2022 was a year of extraordinary instability even for capitalism. Richard D. Wolff shares his thoughts in a letter to the d@w audience.
2022 was a year of extraordinary instability even for capitalism.
The US and Europe undertook further economic warfare against China and even military warfare against Russia after its invasion of Ukraine. The US & European economy was in recession at the beginning of 2022 and now, I expect a return of recession in 2023.
Inflation suddenly roared across the US, Europe, and beyond in the 6-12% range (China and Japan kept inflation in the 1-2% range). Coming after two years of a global capitalist crash and the Covid-19 pandemic, the inflations hit capitalist economies especially hard. Toward year’s end, desperate central banks, including the US Federal Reserve, tried to slow inflation by raising interest rates. Rising rates, like inflation, hurt most those with the lowest incomes.
Emerging economies too were rocked and hurt by capitalism’s instabilities. Desperate to grow out of poverty and cope with the pandemic, many emerging economies borrowed heavily at the low interest rates that central banks had used to contain the capitalist crashes of 2000, 2008 and 2020. The pandemic, inflation and rising interest rates made those loans impossible to service in 2022, plunging the global south into a terrible debt crisis yet again.
Everywhere, more people feel & fear that deep, fundamental problems are surfacing.
The last 30 years’ redistribution of wealth from the bottom and the middle to the already richest has aggravated systemic inequalities to their breaking points. Widening social splits have become more bitter and harsh. On the left, socialist criticisms targeted capitalism as the basic problem. On the right, new fascistic formations of government defend capitalism by deflecting the building rage of the economically undermined towards immigrants, people of color & the LGBTQ+. Talk of civil wars became louder.

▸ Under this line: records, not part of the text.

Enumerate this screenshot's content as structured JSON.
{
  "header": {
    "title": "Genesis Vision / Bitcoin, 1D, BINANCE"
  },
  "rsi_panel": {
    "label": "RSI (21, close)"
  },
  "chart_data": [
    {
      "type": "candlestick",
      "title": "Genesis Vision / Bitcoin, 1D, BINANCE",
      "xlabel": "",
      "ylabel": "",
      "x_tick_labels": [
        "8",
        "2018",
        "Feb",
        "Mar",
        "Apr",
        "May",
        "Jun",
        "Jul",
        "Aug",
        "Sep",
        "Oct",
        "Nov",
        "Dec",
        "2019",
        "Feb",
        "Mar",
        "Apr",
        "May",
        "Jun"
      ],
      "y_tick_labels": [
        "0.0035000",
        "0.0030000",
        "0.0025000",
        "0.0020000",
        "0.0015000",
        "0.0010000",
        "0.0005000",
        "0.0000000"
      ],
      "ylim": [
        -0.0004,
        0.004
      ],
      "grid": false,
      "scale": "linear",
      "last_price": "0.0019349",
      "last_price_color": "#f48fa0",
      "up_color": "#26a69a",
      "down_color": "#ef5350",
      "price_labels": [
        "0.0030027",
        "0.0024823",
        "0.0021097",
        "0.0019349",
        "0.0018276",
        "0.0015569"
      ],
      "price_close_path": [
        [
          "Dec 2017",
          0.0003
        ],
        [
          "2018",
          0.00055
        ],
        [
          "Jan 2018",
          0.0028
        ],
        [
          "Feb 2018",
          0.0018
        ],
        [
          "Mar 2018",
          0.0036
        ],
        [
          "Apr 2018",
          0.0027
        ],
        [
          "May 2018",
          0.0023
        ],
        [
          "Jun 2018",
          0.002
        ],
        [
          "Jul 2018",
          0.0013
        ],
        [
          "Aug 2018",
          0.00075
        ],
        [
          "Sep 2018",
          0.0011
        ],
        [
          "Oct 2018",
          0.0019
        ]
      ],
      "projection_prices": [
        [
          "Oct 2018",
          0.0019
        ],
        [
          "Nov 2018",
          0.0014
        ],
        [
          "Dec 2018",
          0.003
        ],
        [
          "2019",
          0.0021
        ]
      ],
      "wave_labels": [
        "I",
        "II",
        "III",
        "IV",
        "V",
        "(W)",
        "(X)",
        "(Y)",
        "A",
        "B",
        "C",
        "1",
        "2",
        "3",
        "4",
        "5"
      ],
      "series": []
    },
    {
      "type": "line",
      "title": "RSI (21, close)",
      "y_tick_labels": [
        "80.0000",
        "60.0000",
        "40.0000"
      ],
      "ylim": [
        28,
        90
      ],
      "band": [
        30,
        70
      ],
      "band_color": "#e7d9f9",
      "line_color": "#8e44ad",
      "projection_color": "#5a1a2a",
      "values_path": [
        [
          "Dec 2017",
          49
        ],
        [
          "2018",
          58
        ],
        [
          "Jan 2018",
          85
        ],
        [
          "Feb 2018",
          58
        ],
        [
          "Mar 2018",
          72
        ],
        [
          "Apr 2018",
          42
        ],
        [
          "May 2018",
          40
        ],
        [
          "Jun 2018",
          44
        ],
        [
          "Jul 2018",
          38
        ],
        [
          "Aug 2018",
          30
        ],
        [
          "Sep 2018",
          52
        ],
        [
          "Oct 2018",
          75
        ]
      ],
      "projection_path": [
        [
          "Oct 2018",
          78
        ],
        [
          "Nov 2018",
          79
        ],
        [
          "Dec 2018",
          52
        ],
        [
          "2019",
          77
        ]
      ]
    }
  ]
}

Internationally, the year brought into sharpest relief the decline of one empire and the rise of another. One key question of our time is whether compromise and negotiated accommodation will enable China & the U.S. to coexist, or whether trade and sanction wars, followed by military wars, will be our future (or our nuclear self-destruction). The other key question of our time- the looming climate and related ecological crises- tests the whole world’s ability to compromise and make negotiated mutual accommodations to survive or self-destruct.

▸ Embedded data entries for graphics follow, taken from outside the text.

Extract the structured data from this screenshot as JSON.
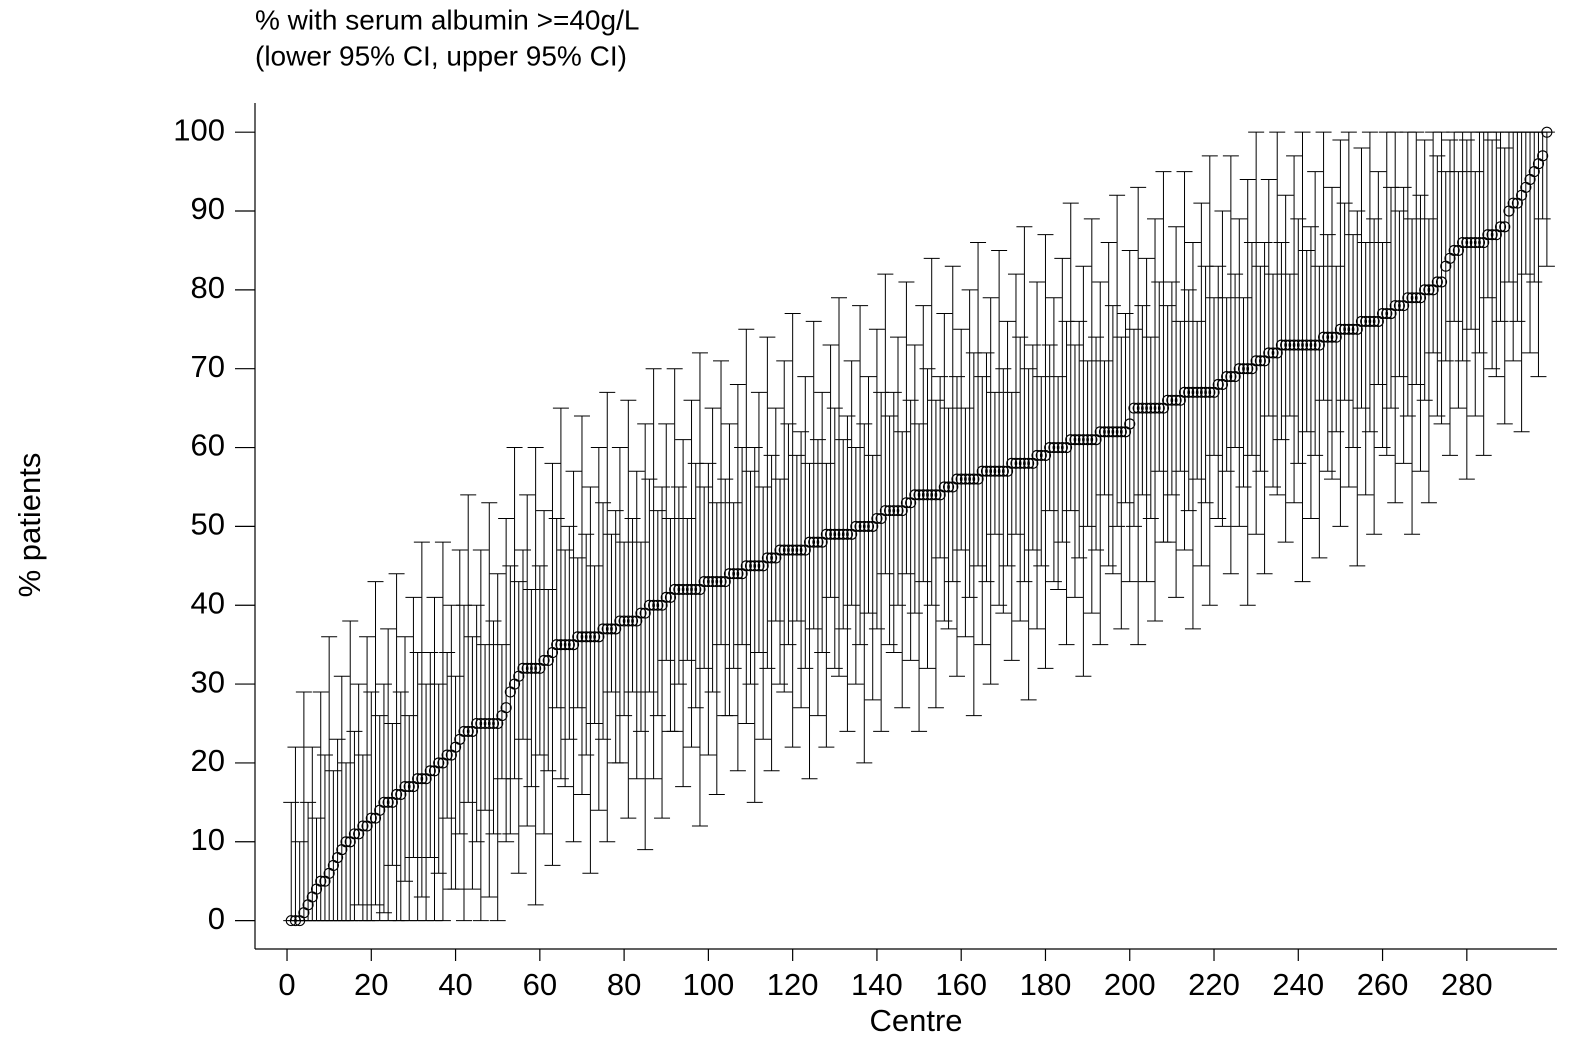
{
  "chart_data": {
    "type": "errorbar",
    "title": "% with serum albumin >=40g/L",
    "subtitle": "(lower 95% CI, upper 95% CI)",
    "xlabel": "Centre",
    "ylabel": "% patients",
    "xlim": [
      -7.6,
      301.4
    ],
    "ylim": [
      -3.6,
      103.7
    ],
    "xticks": [
      0,
      20,
      40,
      60,
      80,
      100,
      120,
      140,
      160,
      180,
      200,
      220,
      240,
      260,
      280
    ],
    "yticks": [
      0,
      10,
      20,
      30,
      40,
      50,
      60,
      70,
      80,
      90,
      100
    ],
    "color": "#000000",
    "x": [
      1,
      2,
      3,
      4,
      5,
      6,
      7,
      8,
      9,
      10,
      11,
      12,
      13,
      14,
      15,
      16,
      17,
      18,
      19,
      20,
      21,
      22,
      23,
      24,
      25,
      26,
      27,
      28,
      29,
      30,
      31,
      32,
      33,
      34,
      35,
      36,
      37,
      38,
      39,
      40,
      41,
      42,
      43,
      44,
      45,
      46,
      47,
      48,
      49,
      50,
      51,
      52,
      53,
      54,
      55,
      56,
      57,
      58,
      59,
      60,
      61,
      62,
      63,
      64,
      65,
      66,
      67,
      68,
      69,
      70,
      71,
      72,
      73,
      74,
      75,
      76,
      77,
      78,
      79,
      80,
      81,
      82,
      83,
      84,
      85,
      86,
      87,
      88,
      89,
      90,
      91,
      92,
      93,
      94,
      95,
      96,
      97,
      98,
      99,
      100,
      101,
      102,
      103,
      104,
      105,
      106,
      107,
      108,
      109,
      110,
      111,
      112,
      113,
      114,
      115,
      116,
      117,
      118,
      119,
      120,
      121,
      122,
      123,
      124,
      125,
      126,
      127,
      128,
      129,
      130,
      131,
      132,
      133,
      134,
      135,
      136,
      137,
      138,
      139,
      140,
      141,
      142,
      143,
      144,
      145,
      146,
      147,
      148,
      149,
      150,
      151,
      152,
      153,
      154,
      155,
      156,
      157,
      158,
      159,
      160,
      161,
      162,
      163,
      164,
      165,
      166,
      167,
      168,
      169,
      170,
      171,
      172,
      173,
      174,
      175,
      176,
      177,
      178,
      179,
      180,
      181,
      182,
      183,
      184,
      185,
      186,
      187,
      188,
      189,
      190,
      191,
      192,
      193,
      194,
      195,
      196,
      197,
      198,
      199,
      200,
      201,
      202,
      203,
      204,
      205,
      206,
      207,
      208,
      209,
      210,
      211,
      212,
      213,
      214,
      215,
      216,
      217,
      218,
      219,
      220,
      221,
      222,
      223,
      224,
      225,
      226,
      227,
      228,
      229,
      230,
      231,
      232,
      233,
      234,
      235,
      236,
      237,
      238,
      239,
      240,
      241,
      242,
      243,
      244,
      245,
      246,
      247,
      248,
      249,
      250,
      251,
      252,
      253,
      254,
      255,
      256,
      257,
      258,
      259,
      260,
      261,
      262,
      263,
      264,
      265,
      266,
      267,
      268,
      269,
      270,
      271,
      272,
      273,
      274,
      275,
      276,
      277,
      278,
      279,
      280,
      281,
      282,
      283,
      284,
      285,
      286,
      287,
      288,
      289,
      290,
      291,
      292,
      293,
      294,
      295,
      296,
      297,
      298,
      299
    ],
    "values": [
      0,
      0,
      0,
      1,
      2,
      3,
      4,
      5,
      5,
      6,
      7,
      8,
      9,
      10,
      10,
      11,
      11,
      12,
      12,
      13,
      13,
      14,
      15,
      15,
      15,
      16,
      16,
      17,
      17,
      17,
      18,
      18,
      18,
      19,
      19,
      20,
      20,
      21,
      21,
      22,
      23,
      24,
      24,
      24,
      25,
      25,
      25,
      25,
      25,
      25,
      26,
      27,
      29,
      30,
      31,
      32,
      32,
      32,
      32,
      32,
      33,
      33,
      34,
      35,
      35,
      35,
      35,
      35,
      36,
      36,
      36,
      36,
      36,
      36,
      37,
      37,
      37,
      37,
      38,
      38,
      38,
      38,
      38,
      39,
      39,
      40,
      40,
      40,
      40,
      41,
      41,
      42,
      42,
      42,
      42,
      42,
      42,
      42,
      43,
      43,
      43,
      43,
      43,
      43,
      44,
      44,
      44,
      44,
      45,
      45,
      45,
      45,
      45,
      46,
      46,
      46,
      47,
      47,
      47,
      47,
      47,
      47,
      47,
      48,
      48,
      48,
      48,
      49,
      49,
      49,
      49,
      49,
      49,
      49,
      50,
      50,
      50,
      50,
      50,
      51,
      51,
      52,
      52,
      52,
      52,
      52,
      53,
      53,
      54,
      54,
      54,
      54,
      54,
      54,
      54,
      55,
      55,
      55,
      56,
      56,
      56,
      56,
      56,
      56,
      57,
      57,
      57,
      57,
      57,
      57,
      57,
      58,
      58,
      58,
      58,
      58,
      58,
      59,
      59,
      59,
      60,
      60,
      60,
      60,
      60,
      61,
      61,
      61,
      61,
      61,
      61,
      61,
      62,
      62,
      62,
      62,
      62,
      62,
      62,
      63,
      65,
      65,
      65,
      65,
      65,
      65,
      65,
      65,
      66,
      66,
      66,
      66,
      67,
      67,
      67,
      67,
      67,
      67,
      67,
      67,
      68,
      68,
      69,
      69,
      69,
      70,
      70,
      70,
      70,
      71,
      71,
      71,
      72,
      72,
      72,
      73,
      73,
      73,
      73,
      73,
      73,
      73,
      73,
      73,
      73,
      74,
      74,
      74,
      74,
      75,
      75,
      75,
      75,
      75,
      76,
      76,
      76,
      76,
      76,
      77,
      77,
      77,
      78,
      78,
      78,
      79,
      79,
      79,
      79,
      80,
      80,
      80,
      81,
      81,
      83,
      84,
      85,
      85,
      86,
      86,
      86,
      86,
      86,
      86,
      87,
      87,
      87,
      88,
      88,
      90,
      91,
      91,
      92,
      93,
      94,
      95,
      96,
      97,
      100
    ],
    "lower": [
      0,
      0,
      0,
      0,
      0,
      0,
      0,
      0,
      0,
      0,
      0,
      0,
      0,
      0,
      0,
      0,
      2,
      0,
      0,
      0,
      2,
      0,
      1,
      0,
      7,
      0,
      0,
      5,
      0,
      8,
      0,
      3,
      0,
      8,
      0,
      6,
      0,
      13,
      4,
      4,
      11,
      0,
      15,
      4,
      10,
      0,
      14,
      3,
      11,
      0,
      18,
      10,
      11,
      18,
      6,
      23,
      12,
      17,
      2,
      21,
      11,
      19,
      7,
      27,
      18,
      17,
      23,
      10,
      27,
      16,
      21,
      6,
      25,
      14,
      23,
      10,
      29,
      20,
      20,
      26,
      13,
      29,
      18,
      24,
      9,
      29,
      18,
      26,
      13,
      33,
      24,
      24,
      30,
      17,
      33,
      22,
      27,
      12,
      32,
      21,
      29,
      16,
      35,
      26,
      26,
      32,
      19,
      35,
      25,
      30,
      15,
      34,
      23,
      32,
      19,
      38,
      30,
      29,
      35,
      22,
      38,
      27,
      32,
      18,
      37,
      26,
      34,
      22,
      41,
      32,
      31,
      37,
      24,
      40,
      30,
      35,
      20,
      39,
      28,
      37,
      24,
      44,
      35,
      34,
      40,
      27,
      44,
      33,
      39,
      24,
      43,
      32,
      40,
      27,
      46,
      38,
      37,
      43,
      31,
      47,
      36,
      41,
      26,
      45,
      35,
      43,
      30,
      49,
      40,
      39,
      45,
      33,
      49,
      38,
      43,
      28,
      47,
      37,
      45,
      32,
      52,
      43,
      42,
      48,
      35,
      52,
      41,
      46,
      31,
      50,
      39,
      47,
      35,
      54,
      45,
      44,
      50,
      37,
      53,
      43,
      50,
      35,
      54,
      43,
      51,
      38,
      57,
      48,
      48,
      54,
      41,
      57,
      47,
      52,
      37,
      56,
      45,
      53,
      40,
      59,
      51,
      50,
      57,
      44,
      60,
      50,
      55,
      40,
      59,
      49,
      57,
      44,
      64,
      55,
      54,
      61,
      48,
      64,
      53,
      58,
      43,
      62,
      51,
      59,
      46,
      66,
      57,
      56,
      62,
      50,
      66,
      55,
      60,
      45,
      65,
      54,
      62,
      49,
      68,
      60,
      59,
      65,
      53,
      69,
      58,
      64,
      49,
      68,
      57,
      66,
      53,
      72,
      64,
      63,
      71,
      59,
      76,
      65,
      71,
      56,
      75,
      64,
      72,
      59,
      79,
      70,
      69,
      76,
      63,
      81,
      71,
      76,
      62,
      82,
      72,
      81,
      69,
      89,
      83
    ],
    "upper": [
      15,
      22,
      10,
      29,
      15,
      22,
      13,
      29,
      21,
      36,
      19,
      23,
      31,
      20,
      38,
      24,
      30,
      21,
      36,
      29,
      43,
      26,
      30,
      37,
      25,
      44,
      29,
      36,
      26,
      41,
      34,
      48,
      30,
      34,
      41,
      30,
      48,
      34,
      40,
      31,
      47,
      40,
      54,
      36,
      40,
      47,
      35,
      53,
      38,
      44,
      35,
      51,
      45,
      60,
      43,
      47,
      54,
      42,
      60,
      45,
      52,
      42,
      58,
      51,
      65,
      47,
      50,
      57,
      46,
      64,
      49,
      55,
      45,
      60,
      53,
      67,
      49,
      52,
      60,
      48,
      66,
      51,
      57,
      48,
      63,
      56,
      70,
      52,
      55,
      63,
      51,
      70,
      55,
      61,
      51,
      66,
      58,
      72,
      55,
      58,
      65,
      53,
      71,
      56,
      63,
      53,
      68,
      60,
      75,
      57,
      60,
      67,
      55,
      74,
      59,
      65,
      56,
      71,
      63,
      77,
      59,
      62,
      69,
      58,
      76,
      61,
      67,
      58,
      73,
      65,
      79,
      61,
      64,
      71,
      60,
      78,
      63,
      69,
      59,
      75,
      67,
      82,
      64,
      67,
      74,
      62,
      81,
      66,
      73,
      63,
      78,
      70,
      84,
      66,
      69,
      77,
      65,
      83,
      69,
      75,
      65,
      80,
      72,
      86,
      69,
      72,
      79,
      67,
      85,
      70,
      76,
      67,
      82,
      74,
      88,
      70,
      73,
      81,
      69,
      87,
      73,
      79,
      69,
      84,
      76,
      91,
      73,
      76,
      83,
      71,
      89,
      74,
      81,
      71,
      86,
      78,
      92,
      74,
      77,
      85,
      75,
      93,
      78,
      84,
      74,
      89,
      81,
      95,
      78,
      81,
      88,
      76,
      95,
      80,
      86,
      76,
      91,
      83,
      97,
      79,
      83,
      90,
      79,
      97,
      82,
      89,
      79,
      94,
      86,
      100,
      83,
      86,
      94,
      82,
      100,
      86,
      92,
      82,
      97,
      89,
      100,
      85,
      88,
      95,
      83,
      100,
      87,
      93,
      83,
      99,
      91,
      100,
      87,
      90,
      98,
      86,
      100,
      89,
      95,
      86,
      100,
      93,
      100,
      90,
      93,
      100,
      89,
      100,
      92,
      99,
      89,
      100,
      97,
      100,
      95,
      99,
      100,
      95,
      100,
      99,
      100,
      95,
      100,
      100,
      100,
      99,
      100,
      100,
      98,
      100,
      100,
      100,
      100,
      100,
      100,
      100,
      100,
      100,
      100
    ]
  }
}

I am proud that a small media project like ours can continue to weather these storms and share our message: we can do better than this. We can do better than capitalism.
Two years ago, my end-of-year letter to you spoke of our pride at Democracy at Work having reached 200,000 YouTube subscribers- one measure of our audience, reach, and effectiveness. I can now proudly tell you that we are very close to reaching 300,000.
Beyond our stream of videos, audios, and our flagship “Economic Update” program, the invitations to speak to mass media keep growing. So too do our book sales, with three more books nearing completion and scheduled for publication in 2023. We are on a roll.
The fundamental problems forcing their way onto modern society’s surface are building our audiences, while the agenda to make a change is inspiring our activities and spirit.
We work to make our critiques of capitalism and our proposals for solutions--built around workplace democracy--understandable and helpful contributions for these difficult times.
Your interest and support have been a crucial part of all we have achieved. Together, we add much to a broadening movement for progressive social change whose time has come.